La coltivazione del castagno da frutto – oggi a pieno titolo considerata una coltivazione agraria grazie a recenti interventi legislativi regionali che hanno definitivamente eliminato un assurdo obsoleto equiparamento della coltura ai boschi – può e deve rappresentare un baluardo per la salvaguardia delle realtà socioeconomiche montane.
Tale coltivazione però, analogamente ad altri frutteti, non può prescindere dalla messa in atto di moderni sistemi di difesa dai patogeni che l’affliggono e che, a causa dei cambiamenti climatici e della diffusione di insetti esotici, si sono notevolmente diffusi e causano un decadimento quali-quantitativo delle produzioni. Tale è il noto caso del cinipide del castagno, importato nel 2002 in Piemonte, che ha causato un crollo vertiginoso delle produzioni e che oggi viene combattuto biologicamente con un altro insetto parassita utile il torymus.
Una difesa attenta con prodotti ammessi dal Ministero è pertanto una condizione essenziale per la sopravvivenza della coltivazione e richiede la esecuzione di pochi interventi mirati, 4-5 in un anno, certamente molto inferiore ai circa 40 trattamenti che nelle aree montane trentine vengono fatti per le note produzioni di mele acquistate dalle nostre massaie.

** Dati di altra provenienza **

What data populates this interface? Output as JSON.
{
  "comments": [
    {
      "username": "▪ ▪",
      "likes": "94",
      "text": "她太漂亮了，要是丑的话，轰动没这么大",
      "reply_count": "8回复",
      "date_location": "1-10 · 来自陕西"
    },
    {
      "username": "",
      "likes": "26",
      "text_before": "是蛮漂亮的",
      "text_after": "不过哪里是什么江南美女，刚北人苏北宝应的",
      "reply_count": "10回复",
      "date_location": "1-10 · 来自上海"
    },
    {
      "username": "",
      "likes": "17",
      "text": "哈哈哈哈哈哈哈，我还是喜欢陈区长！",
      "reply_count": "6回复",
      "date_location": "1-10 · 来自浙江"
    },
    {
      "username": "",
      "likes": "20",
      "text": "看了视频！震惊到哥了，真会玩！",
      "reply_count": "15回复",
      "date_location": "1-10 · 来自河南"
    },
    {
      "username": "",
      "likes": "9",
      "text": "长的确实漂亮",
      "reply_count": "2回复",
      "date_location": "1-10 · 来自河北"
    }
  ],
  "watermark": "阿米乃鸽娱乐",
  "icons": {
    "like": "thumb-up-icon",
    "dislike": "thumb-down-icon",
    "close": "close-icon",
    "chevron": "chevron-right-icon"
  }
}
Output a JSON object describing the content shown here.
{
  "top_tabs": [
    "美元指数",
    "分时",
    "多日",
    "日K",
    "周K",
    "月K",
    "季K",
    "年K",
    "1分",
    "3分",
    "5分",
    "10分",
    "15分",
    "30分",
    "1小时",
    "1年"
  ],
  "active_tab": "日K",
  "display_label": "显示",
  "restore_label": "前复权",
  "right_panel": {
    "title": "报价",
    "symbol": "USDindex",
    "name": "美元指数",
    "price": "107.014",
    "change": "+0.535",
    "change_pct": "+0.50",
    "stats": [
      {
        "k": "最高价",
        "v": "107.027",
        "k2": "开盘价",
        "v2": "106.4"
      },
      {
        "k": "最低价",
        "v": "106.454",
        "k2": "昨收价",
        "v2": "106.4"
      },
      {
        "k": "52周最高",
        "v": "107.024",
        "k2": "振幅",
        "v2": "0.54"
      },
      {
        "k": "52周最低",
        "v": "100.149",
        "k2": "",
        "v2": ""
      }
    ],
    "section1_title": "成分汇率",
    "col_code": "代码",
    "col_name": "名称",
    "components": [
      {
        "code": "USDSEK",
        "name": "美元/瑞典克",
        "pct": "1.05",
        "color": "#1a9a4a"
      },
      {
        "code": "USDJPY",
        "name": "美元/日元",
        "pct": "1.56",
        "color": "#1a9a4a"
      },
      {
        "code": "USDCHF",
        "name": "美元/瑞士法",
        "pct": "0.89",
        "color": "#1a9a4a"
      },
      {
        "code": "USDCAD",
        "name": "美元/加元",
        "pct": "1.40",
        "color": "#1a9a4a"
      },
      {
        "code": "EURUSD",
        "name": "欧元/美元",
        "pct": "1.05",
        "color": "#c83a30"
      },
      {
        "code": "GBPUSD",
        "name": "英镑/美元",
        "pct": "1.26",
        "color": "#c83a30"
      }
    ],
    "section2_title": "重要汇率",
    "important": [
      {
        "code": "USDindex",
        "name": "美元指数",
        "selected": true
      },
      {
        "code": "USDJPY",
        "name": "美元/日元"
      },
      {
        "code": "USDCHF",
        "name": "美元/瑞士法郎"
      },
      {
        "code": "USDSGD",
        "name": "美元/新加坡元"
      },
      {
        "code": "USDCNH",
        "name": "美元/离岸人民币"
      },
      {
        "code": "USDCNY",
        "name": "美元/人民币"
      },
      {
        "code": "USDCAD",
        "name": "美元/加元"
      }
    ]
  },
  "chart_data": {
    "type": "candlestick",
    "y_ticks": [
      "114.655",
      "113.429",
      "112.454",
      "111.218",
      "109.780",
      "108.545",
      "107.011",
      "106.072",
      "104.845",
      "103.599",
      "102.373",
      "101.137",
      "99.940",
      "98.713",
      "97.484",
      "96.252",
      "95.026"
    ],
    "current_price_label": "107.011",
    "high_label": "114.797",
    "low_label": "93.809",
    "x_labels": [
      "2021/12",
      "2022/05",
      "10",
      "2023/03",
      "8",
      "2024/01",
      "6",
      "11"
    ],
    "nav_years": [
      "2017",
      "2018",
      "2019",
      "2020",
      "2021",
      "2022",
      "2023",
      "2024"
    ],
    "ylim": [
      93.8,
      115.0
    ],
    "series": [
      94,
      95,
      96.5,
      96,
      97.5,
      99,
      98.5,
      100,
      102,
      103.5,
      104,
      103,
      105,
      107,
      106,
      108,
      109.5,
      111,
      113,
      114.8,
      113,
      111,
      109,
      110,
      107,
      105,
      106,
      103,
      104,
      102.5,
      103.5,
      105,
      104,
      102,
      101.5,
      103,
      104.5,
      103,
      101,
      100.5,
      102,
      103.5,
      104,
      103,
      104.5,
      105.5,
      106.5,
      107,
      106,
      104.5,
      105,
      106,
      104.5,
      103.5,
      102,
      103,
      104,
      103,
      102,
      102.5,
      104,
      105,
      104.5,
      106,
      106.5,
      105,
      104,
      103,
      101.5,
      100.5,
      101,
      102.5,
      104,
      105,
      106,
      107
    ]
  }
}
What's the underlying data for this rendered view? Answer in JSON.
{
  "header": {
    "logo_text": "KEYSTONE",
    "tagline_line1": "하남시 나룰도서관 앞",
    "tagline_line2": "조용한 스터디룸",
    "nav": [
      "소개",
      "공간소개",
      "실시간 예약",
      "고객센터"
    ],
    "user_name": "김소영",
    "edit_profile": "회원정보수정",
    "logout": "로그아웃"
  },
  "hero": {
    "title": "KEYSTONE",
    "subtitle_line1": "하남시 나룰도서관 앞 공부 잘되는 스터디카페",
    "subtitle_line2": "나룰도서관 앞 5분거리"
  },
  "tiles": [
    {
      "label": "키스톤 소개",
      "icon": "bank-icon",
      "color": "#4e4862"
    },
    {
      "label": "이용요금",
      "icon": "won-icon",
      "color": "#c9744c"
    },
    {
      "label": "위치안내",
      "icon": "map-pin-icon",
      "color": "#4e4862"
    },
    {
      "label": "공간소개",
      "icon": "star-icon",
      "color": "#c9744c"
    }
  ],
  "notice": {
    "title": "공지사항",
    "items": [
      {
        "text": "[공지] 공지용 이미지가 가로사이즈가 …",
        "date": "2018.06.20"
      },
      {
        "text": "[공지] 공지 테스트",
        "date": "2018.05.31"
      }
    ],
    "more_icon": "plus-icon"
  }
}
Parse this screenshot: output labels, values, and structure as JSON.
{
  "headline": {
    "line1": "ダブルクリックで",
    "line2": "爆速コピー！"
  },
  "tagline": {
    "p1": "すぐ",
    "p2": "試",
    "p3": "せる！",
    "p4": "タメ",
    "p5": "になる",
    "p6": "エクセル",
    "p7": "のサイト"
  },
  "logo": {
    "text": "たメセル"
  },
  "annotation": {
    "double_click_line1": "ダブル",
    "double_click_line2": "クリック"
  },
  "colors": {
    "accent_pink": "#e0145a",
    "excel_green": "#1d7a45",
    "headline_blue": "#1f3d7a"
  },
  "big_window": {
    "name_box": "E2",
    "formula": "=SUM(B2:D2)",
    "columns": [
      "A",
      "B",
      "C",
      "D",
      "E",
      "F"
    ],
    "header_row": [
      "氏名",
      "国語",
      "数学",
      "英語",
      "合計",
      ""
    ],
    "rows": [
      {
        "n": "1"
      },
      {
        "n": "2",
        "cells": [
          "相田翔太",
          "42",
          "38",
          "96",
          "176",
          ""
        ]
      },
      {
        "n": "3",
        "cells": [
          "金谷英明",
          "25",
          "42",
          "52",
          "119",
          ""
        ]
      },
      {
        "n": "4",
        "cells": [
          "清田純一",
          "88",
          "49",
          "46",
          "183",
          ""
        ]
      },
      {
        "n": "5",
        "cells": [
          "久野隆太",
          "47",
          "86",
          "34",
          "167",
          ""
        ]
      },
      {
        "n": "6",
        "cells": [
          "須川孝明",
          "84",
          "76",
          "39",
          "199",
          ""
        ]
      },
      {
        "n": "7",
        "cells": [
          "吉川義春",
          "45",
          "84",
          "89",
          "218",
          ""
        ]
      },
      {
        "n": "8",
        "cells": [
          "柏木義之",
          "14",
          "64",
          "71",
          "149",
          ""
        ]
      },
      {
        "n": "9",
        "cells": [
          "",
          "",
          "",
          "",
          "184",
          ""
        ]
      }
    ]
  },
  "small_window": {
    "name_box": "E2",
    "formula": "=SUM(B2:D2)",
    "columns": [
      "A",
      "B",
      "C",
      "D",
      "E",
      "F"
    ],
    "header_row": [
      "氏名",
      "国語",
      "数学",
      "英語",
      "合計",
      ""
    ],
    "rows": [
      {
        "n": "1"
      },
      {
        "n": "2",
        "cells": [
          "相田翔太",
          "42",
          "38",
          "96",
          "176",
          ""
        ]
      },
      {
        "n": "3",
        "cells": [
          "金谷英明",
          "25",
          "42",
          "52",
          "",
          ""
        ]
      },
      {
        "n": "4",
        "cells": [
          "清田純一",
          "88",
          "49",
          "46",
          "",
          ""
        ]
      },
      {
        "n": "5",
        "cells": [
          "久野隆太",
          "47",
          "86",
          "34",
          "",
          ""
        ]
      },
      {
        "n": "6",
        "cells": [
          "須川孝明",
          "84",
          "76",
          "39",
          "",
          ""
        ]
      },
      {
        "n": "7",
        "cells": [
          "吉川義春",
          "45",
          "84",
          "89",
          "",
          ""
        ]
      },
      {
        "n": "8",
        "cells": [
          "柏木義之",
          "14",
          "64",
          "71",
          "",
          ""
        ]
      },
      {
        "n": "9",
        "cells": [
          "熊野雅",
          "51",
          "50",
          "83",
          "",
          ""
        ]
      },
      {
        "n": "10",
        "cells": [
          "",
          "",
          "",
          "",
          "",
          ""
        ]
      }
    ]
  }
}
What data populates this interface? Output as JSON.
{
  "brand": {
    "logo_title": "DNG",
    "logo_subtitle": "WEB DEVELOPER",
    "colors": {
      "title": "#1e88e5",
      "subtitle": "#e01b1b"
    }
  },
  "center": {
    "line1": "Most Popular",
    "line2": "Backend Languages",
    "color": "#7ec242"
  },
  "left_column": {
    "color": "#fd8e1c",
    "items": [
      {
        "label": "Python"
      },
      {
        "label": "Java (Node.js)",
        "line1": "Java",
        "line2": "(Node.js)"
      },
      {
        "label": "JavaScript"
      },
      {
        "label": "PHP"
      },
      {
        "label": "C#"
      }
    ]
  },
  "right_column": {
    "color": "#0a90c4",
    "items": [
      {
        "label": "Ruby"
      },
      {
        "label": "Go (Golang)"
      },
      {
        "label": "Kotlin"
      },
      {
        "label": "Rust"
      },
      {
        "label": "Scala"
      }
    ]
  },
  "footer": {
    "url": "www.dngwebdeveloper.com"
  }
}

Purtroppo la disinformazione e la non conoscenza della materia ha portato spesso ad equivoci sia nell’opinione pubblica sia nelle amministrazioni locali non considerando che i trattamenti in un castagneto, effettuato con prodotti ammessi a bassissima tossicità, rilascia nell’ambiente quantità di prodotto centinaia di volte inferiori a quelli, simili, rilasciata nei nostri salotti dai collarini antipulci messi ai nostri cagnolini.
L’ignoranza della materia ha portato spesso alla emanazione di provvedimenti amministrativi da parte delle amministrazioni locali che tenderebbero prioritariamente alla salvaguardia dell’insetto utile rilasciato nei castagneti per la lotta biologica al cinipide ed ignorando che fin dal 2014 una ricerca scientifica effettuata dai servizi fitosanitari delle Regioni Campania e Piemonte e dal CNR evidenziava chiaramente l’assenza di effetti negativi derivanti dai trattamenti su tale insetto.
In mancanza di una razionale coltivazione del frutteto le produzioni subiranno nefasti effetti che renderanno sempre meno competitivo il prodotto sui mercati, le conseguenze saranno l’abbandono delle imprese e la riduzione dell’occupazione con seri riflessi negativi sulle delicate realtà socioeconomiche delle aree interne montane.
La CIA di Salerno è in prima linea sull’argomento e supporterà i produttori castanicoli per ogni problematica inerente la difesa della coltivazione sia mediante la formazione e l’informazione sia tutelando il loro costituzionale diritto ad esercitare l’attività di impresa.